Markets have been trading in erratic fashion over recent days on the heels of rising Russia-Ukraine tensions. Indeed, U.S. stocks sold off late Friday and European markets, such as Germany and France, are down more than 2% this morning. We’ve also seen some signs of a flight to safety with gold prices at a multi-month high and oil prices at the highest level since 2014.
The Russo-Ukrainian crisis was one of the major geopolitical risks we discussed in our outlook coming into the year. This uncertainty, combined with ongoing investor angst surrounding the Federal Reserve (Fed) policy transition, is set to keep market volatility elevated relative to the serene environment seen over the past year.
That said, while it is typical to see geopolitical events lead to short-term market weakness, historically, these types of events tend not to have a lasting impact unless they lead to recession.
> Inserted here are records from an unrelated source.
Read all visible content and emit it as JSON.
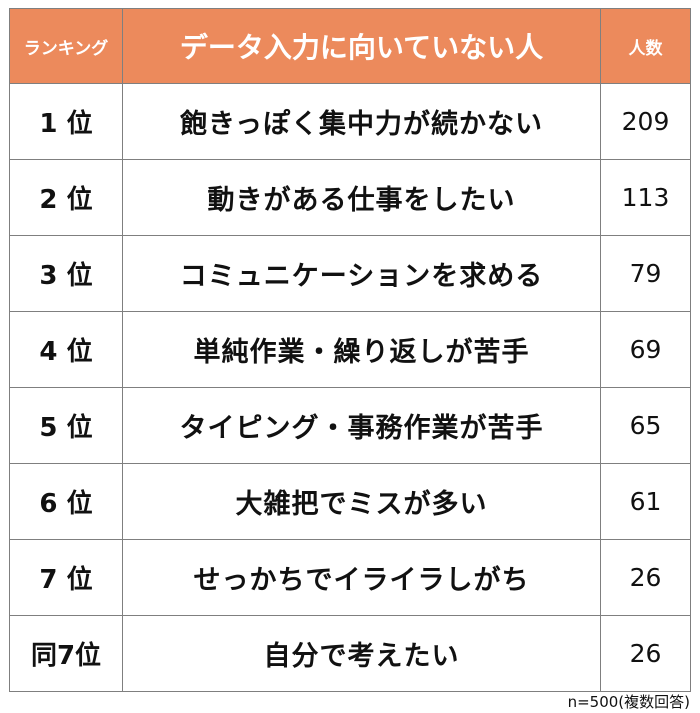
{
  "header": {
    "rank": "ランキング",
    "reason": "データ入力に向いていない人",
    "count": "人数"
  },
  "chart_data": {
    "type": "table",
    "columns": [
      "ランキング",
      "データ入力に向いていない人",
      "人数"
    ],
    "rows": [
      {
        "rank": "1 位",
        "reason": "飽きっぽく集中力が続かない",
        "count": 209
      },
      {
        "rank": "2 位",
        "reason": "動きがある仕事をしたい",
        "count": 113
      },
      {
        "rank": "3 位",
        "reason": "コミュニケーションを求める",
        "count": 79
      },
      {
        "rank": "4 位",
        "reason": "単純作業・繰り返しが苦手",
        "count": 69
      },
      {
        "rank": "5 位",
        "reason": "タイピング・事務作業が苦手",
        "count": 65
      },
      {
        "rank": "6 位",
        "reason": "大雑把でミスが多い",
        "count": 61
      },
      {
        "rank": "7 位",
        "reason": "せっかちでイライラしがち",
        "count": 26
      },
      {
        "rank": "同7位",
        "reason": "自分で考えたい",
        "count": 26
      }
    ]
  },
  "footnote": "n=500(複数回答)",
  "colors": {
    "header_bg": "#ec8a5c",
    "header_text": "#ffffff",
    "border": "#7f7f7f"
  }
}
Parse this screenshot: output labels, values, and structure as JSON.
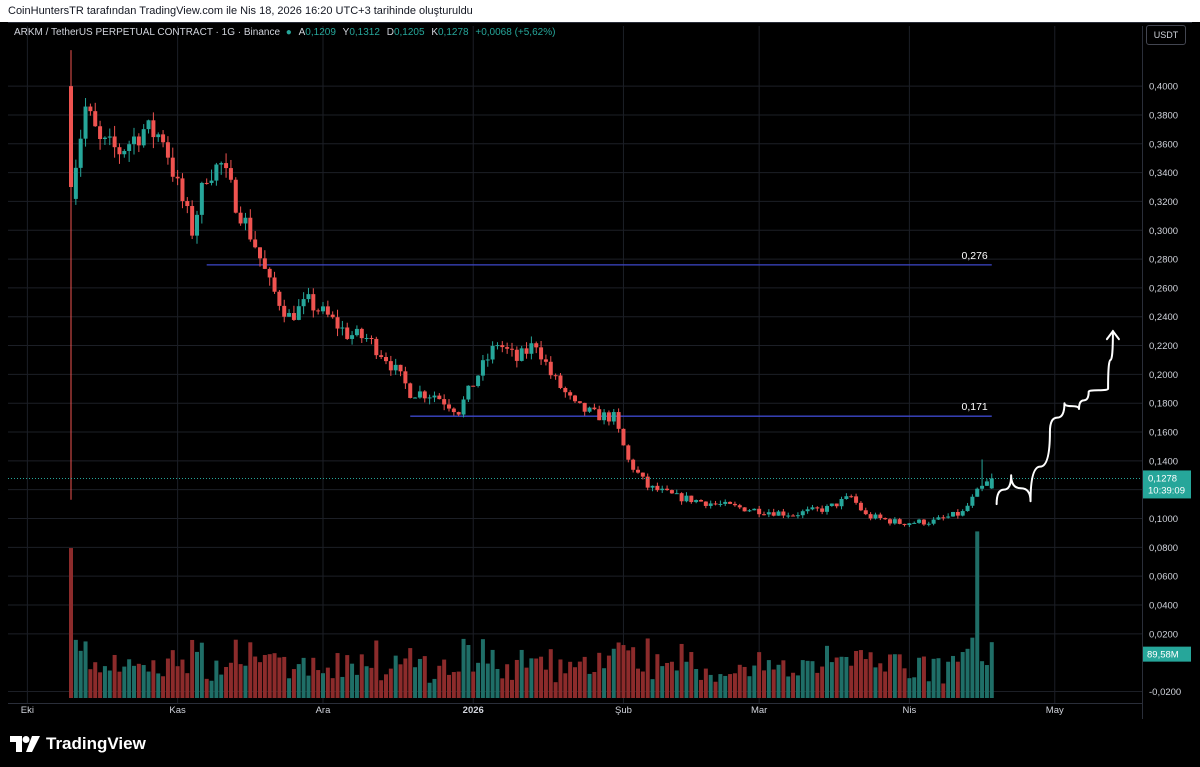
{
  "banner": {
    "text": "CoinHuntersTR tarafından TradingView.com ile Nis 18, 2026 16:20 UTC+3 tarihinde oluşturuldu"
  },
  "legend": {
    "symbol": "ARKM / TetherUS PERPETUAL CONTRACT · 1G · Binance",
    "open_label": "A",
    "open_value": "0,1209",
    "high_label": "Y",
    "high_value": "0,1312",
    "low_label": "D",
    "low_value": "0,1205",
    "close_label": "K",
    "close_value": "0,1278",
    "change": "+0,0068 (+5,62%)"
  },
  "price_scale": {
    "unit": "USDT"
  },
  "colors": {
    "up": "#26a69a",
    "down": "#ef5350",
    "level_line": "#3d47c9",
    "grid": "#1c1f26",
    "background": "#000000"
  },
  "brand": {
    "name": "TradingView",
    "icon": "tradingview-logo-icon"
  },
  "chart_data": {
    "type": "candlestick",
    "title": "ARKM / TetherUS PERPETUAL CONTRACT · 1G · Binance",
    "y_axis": {
      "ylim": [
        -0.028,
        0.432
      ],
      "tick_labels": [
        "0,4000",
        "0,3800",
        "0,3600",
        "0,3400",
        "0,3200",
        "0,3000",
        "0,2800",
        "0,2600",
        "0,2400",
        "0,2200",
        "0,2000",
        "0,1800",
        "0,1600",
        "0,1400",
        "0,1200",
        "0,1000",
        "0,0800",
        "0,0600",
        "0,0400",
        "0,0200",
        "-0,0200"
      ],
      "tick_values": [
        0.4,
        0.38,
        0.36,
        0.34,
        0.32,
        0.3,
        0.28,
        0.26,
        0.24,
        0.22,
        0.2,
        0.18,
        0.16,
        0.14,
        0.12,
        0.1,
        0.08,
        0.06,
        0.04,
        0.02,
        -0.02
      ]
    },
    "x_axis": {
      "tick_labels": [
        "Eki",
        "Kas",
        "Ara",
        "2026",
        "Şub",
        "Mar",
        "Nis",
        "May"
      ],
      "tick_dates": [
        "2025-10-01",
        "2025-11-01",
        "2025-12-01",
        "2026-01-01",
        "2026-02-01",
        "2026-03-01",
        "2026-04-01",
        "2026-05-01"
      ],
      "range": [
        "2025-09-27",
        "2026-05-19"
      ]
    },
    "price_levels": [
      {
        "value": 0.276,
        "label": "0,276"
      },
      {
        "value": 0.171,
        "label": "0,171"
      }
    ],
    "current_price": {
      "value": 0.1278,
      "label": "0,1278",
      "countdown": "10:39:09"
    },
    "volume_label": "89,58M",
    "close_path": [
      [
        "2025-10-10",
        0.33
      ],
      [
        "2025-10-13",
        0.385
      ],
      [
        "2025-10-16",
        0.36
      ],
      [
        "2025-10-20",
        0.355
      ],
      [
        "2025-10-25",
        0.37
      ],
      [
        "2025-10-29",
        0.365
      ],
      [
        "2025-11-01",
        0.33
      ],
      [
        "2025-11-04",
        0.3
      ],
      [
        "2025-11-07",
        0.34
      ],
      [
        "2025-11-10",
        0.345
      ],
      [
        "2025-11-13",
        0.32
      ],
      [
        "2025-11-17",
        0.29
      ],
      [
        "2025-11-20",
        0.262
      ],
      [
        "2025-11-24",
        0.24
      ],
      [
        "2025-11-28",
        0.25
      ],
      [
        "2025-12-02",
        0.24
      ],
      [
        "2025-12-06",
        0.228
      ],
      [
        "2025-12-10",
        0.225
      ],
      [
        "2025-12-14",
        0.212
      ],
      [
        "2025-12-19",
        0.188
      ],
      [
        "2025-12-24",
        0.186
      ],
      [
        "2025-12-29",
        0.175
      ],
      [
        "2026-01-02",
        0.2
      ],
      [
        "2026-01-06",
        0.222
      ],
      [
        "2026-01-10",
        0.21
      ],
      [
        "2026-01-14",
        0.222
      ],
      [
        "2026-01-17",
        0.2
      ],
      [
        "2026-01-22",
        0.178
      ],
      [
        "2026-01-26",
        0.172
      ],
      [
        "2026-01-30",
        0.17
      ],
      [
        "2026-02-02",
        0.14
      ],
      [
        "2026-02-06",
        0.122
      ],
      [
        "2026-02-12",
        0.115
      ],
      [
        "2026-02-20",
        0.11
      ],
      [
        "2026-02-28",
        0.106
      ],
      [
        "2026-03-08",
        0.103
      ],
      [
        "2026-03-15",
        0.107
      ],
      [
        "2026-03-20",
        0.115
      ],
      [
        "2026-03-23",
        0.102
      ],
      [
        "2026-03-30",
        0.097
      ],
      [
        "2026-04-06",
        0.098
      ],
      [
        "2026-04-12",
        0.104
      ],
      [
        "2026-04-15",
        0.118
      ],
      [
        "2026-04-18",
        0.1278
      ]
    ],
    "volume_peaks": [
      [
        "2025-10-10",
        0.9
      ],
      [
        "2026-04-15",
        1.0
      ]
    ],
    "projection": [
      [
        "2026-04-19",
        0.11
      ],
      [
        "2026-04-22",
        0.13
      ],
      [
        "2026-04-26",
        0.112
      ],
      [
        "2026-04-30",
        0.16
      ],
      [
        "2026-05-03",
        0.18
      ],
      [
        "2026-05-06",
        0.176
      ],
      [
        "2026-05-08",
        0.188
      ],
      [
        "2026-05-12",
        0.19
      ],
      [
        "2026-05-13",
        0.23
      ]
    ]
  }
}
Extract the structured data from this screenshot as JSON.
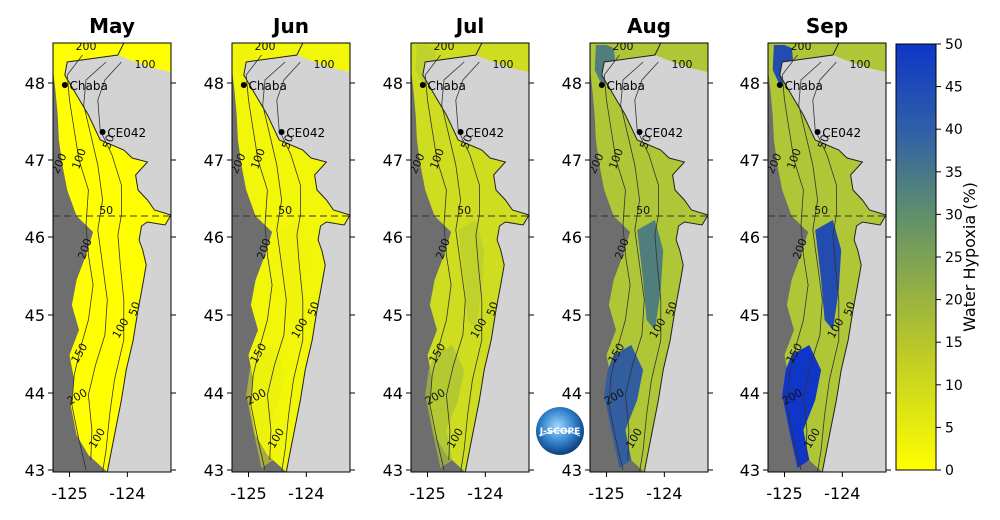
{
  "panels": [
    {
      "month": "May",
      "hypoxia_level": 0
    },
    {
      "month": "Jun",
      "hypoxia_level": 0.08
    },
    {
      "month": "Jul",
      "hypoxia_level": 0.3
    },
    {
      "month": "Aug",
      "hypoxia_level": 0.75
    },
    {
      "month": "Sep",
      "hypoxia_level": 1
    }
  ],
  "lat_ticks": [
    "48",
    "47",
    "46",
    "45",
    "44",
    "43"
  ],
  "lon_ticks": [
    "-125",
    "-124"
  ],
  "stations": {
    "chaba": "Chaba",
    "ce042": "CE042"
  },
  "contour_labels": {
    "c200": "200",
    "c150": "150",
    "c100": "100",
    "c50": "50"
  },
  "colorbar": {
    "label": "Water Hypoxia (%)",
    "ticks": [
      "50",
      "45",
      "40",
      "35",
      "30",
      "25",
      "20",
      "15",
      "10",
      "5",
      "0"
    ],
    "range": [
      0,
      50
    ],
    "colors": {
      "low": "#ffff00",
      "mid": "#5f8f6b",
      "high": "#0f36c8"
    }
  },
  "logo": "J-SCOPE",
  "colors": {
    "land": "#d3d3d3",
    "deep_ocean": "#6e6e6e",
    "shelf": "#ffff00"
  }
}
For example, when looking at a sample of major historical geopolitical/military events, the S&P 500 was higher 12 months later in nine of the 12 events we reviewed (see table on next page). The three instances where stocks were down a year later coincided with a recession. Our view remains that U.S. recession risks remain low. Indeed, given the peak in omicron, we expect economic growth to rebound headed into the second quarter. Pent-up demand for services remains high, cash levels of consumers and businesses remain robust, and the job market remains strong.